The design was that patients with CML in any stage of the disease, chronic, accelerated or blast phase, were included; we also included patients with Philadelphia positive ALL which behaves very much like the blast phase. They were included, all of these patients were treated with ponatinib, which is an oral agent, at a dose of 45mg a day and the treatment is given continuously, uninterrupted. We allocated the patients into two cohorts for each stage – whether they had the mutation T315I or did not have the mutation T315I. Then we looked at the results by different cohorts. The main result of interest in the chronic phase was major cytogenetic response and for the more advanced stages of the disease the results of interest were major hematologic response.  We found a very high rate of responses; in the chronic phase two-thirds of the patients had achieved a cytogenetic response. One important thing to keep in mind to put these results in perspective is that two-thirds of the patients had already received three tyrosine kinase inhibitors or more and more than 90% of the patients had received at least two tyrosine kinase inhibitors, so a very heavily treated population. So two-thirds of patients achieving a cytogenetic response is very good and actually about 50% of the patients the response was complete, a complete cytogenetic response. So a very high rate of response, even some molecular responses which we think will continue improving over time, the study is still quite young, although now we are presenting a follow-up of at least twelve months for all patients. So it’s starting to mature a little bit more and the results look very good.

Are there plans to use it in the front line setting?

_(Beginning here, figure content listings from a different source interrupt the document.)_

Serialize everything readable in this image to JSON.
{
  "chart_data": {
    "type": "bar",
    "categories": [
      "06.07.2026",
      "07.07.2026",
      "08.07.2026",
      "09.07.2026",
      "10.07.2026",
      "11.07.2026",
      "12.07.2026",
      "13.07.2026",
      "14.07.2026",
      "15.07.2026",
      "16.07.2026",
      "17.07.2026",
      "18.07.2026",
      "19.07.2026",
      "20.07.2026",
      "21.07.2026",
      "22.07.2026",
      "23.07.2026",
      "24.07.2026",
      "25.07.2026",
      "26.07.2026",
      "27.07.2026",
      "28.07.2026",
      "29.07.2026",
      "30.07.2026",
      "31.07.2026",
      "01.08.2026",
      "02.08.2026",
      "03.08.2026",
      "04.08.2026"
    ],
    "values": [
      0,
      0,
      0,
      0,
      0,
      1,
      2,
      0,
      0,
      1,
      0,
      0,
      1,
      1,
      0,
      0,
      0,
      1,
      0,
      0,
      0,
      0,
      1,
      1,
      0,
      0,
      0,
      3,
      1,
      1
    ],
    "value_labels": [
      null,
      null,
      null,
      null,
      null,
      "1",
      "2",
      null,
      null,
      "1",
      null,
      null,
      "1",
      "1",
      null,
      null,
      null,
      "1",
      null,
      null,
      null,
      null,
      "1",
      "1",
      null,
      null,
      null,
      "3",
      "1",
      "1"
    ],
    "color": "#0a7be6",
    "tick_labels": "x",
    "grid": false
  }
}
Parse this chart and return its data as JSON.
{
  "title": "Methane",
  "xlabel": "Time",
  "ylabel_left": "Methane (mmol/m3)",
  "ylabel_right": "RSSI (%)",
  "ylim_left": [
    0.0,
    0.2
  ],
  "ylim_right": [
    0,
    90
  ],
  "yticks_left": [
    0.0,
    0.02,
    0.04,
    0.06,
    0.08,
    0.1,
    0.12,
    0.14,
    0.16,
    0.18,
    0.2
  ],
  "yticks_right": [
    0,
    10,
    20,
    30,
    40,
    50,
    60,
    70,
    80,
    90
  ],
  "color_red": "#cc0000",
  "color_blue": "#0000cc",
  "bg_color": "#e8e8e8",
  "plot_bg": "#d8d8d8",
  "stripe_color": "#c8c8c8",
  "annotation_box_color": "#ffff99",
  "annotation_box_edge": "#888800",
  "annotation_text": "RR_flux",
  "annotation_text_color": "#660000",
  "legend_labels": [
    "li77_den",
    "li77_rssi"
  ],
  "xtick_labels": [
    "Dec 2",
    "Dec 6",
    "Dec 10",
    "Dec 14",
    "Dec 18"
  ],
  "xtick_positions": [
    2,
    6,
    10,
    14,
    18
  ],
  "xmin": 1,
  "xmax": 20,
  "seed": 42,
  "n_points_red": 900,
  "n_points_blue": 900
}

We are indeed already starting to use that. We’ve initiated at our institution a study for ponatinib as initial therapy. We’ve already treated about 25 patients and there is another larger study that’s a multi-centre study that is a randomised study of ponatinib versus imatinib as initial therapy. So I think these two studies are going to help us define what ponatinib can do as initial therapy. Usually you predict that there is going to be a higher rate of responses when you use it up front. I think ponatinib is a fantastic drug, it may be the most effective tyrosine kinase inhibitor we have and, granted, we have imatinib which is an excellent drug and then dasatinib and erlotinib are even a step above that, but it looks like ponatinib has properties that can make it the best one available – in the laboratory cells do not develop resistance, it blocks all the different mutations that we know and we see these results which are very, very good. So I think it is a very powerful tool that adds to our very good armamentarium for the treatment of CML.

The side effects are very acceptable, like all the tyrosine kinase inhibitors they all have some side effects. Fortunately the great majority are mild side effects – skin toxicities, some rash, some dry skin, that’s some of the things that we see. We also see some occasional headaches, again just manageable with something for the headache. Pancreatitis was the one side effect that we had a little bit more concern at the highest doses in the initial dose finding study; it was the most problematic side effect at the dose of 60mg, which is higher than what we’re using now. So in this study we found that about 60% of patients had a grade 3 pancreatitis. So it is not very high fortunately, this seems to be able to respond if you stop treatment, then you restart it on a lower dose and with that most patients can actually resume therapy. There has only been one patient out of the more than 440 patients included in the study that have had to come off the ponatinib because of pancreatitis. So, for the most part very well tolerated; like all the drugs you have to be following the patients closely.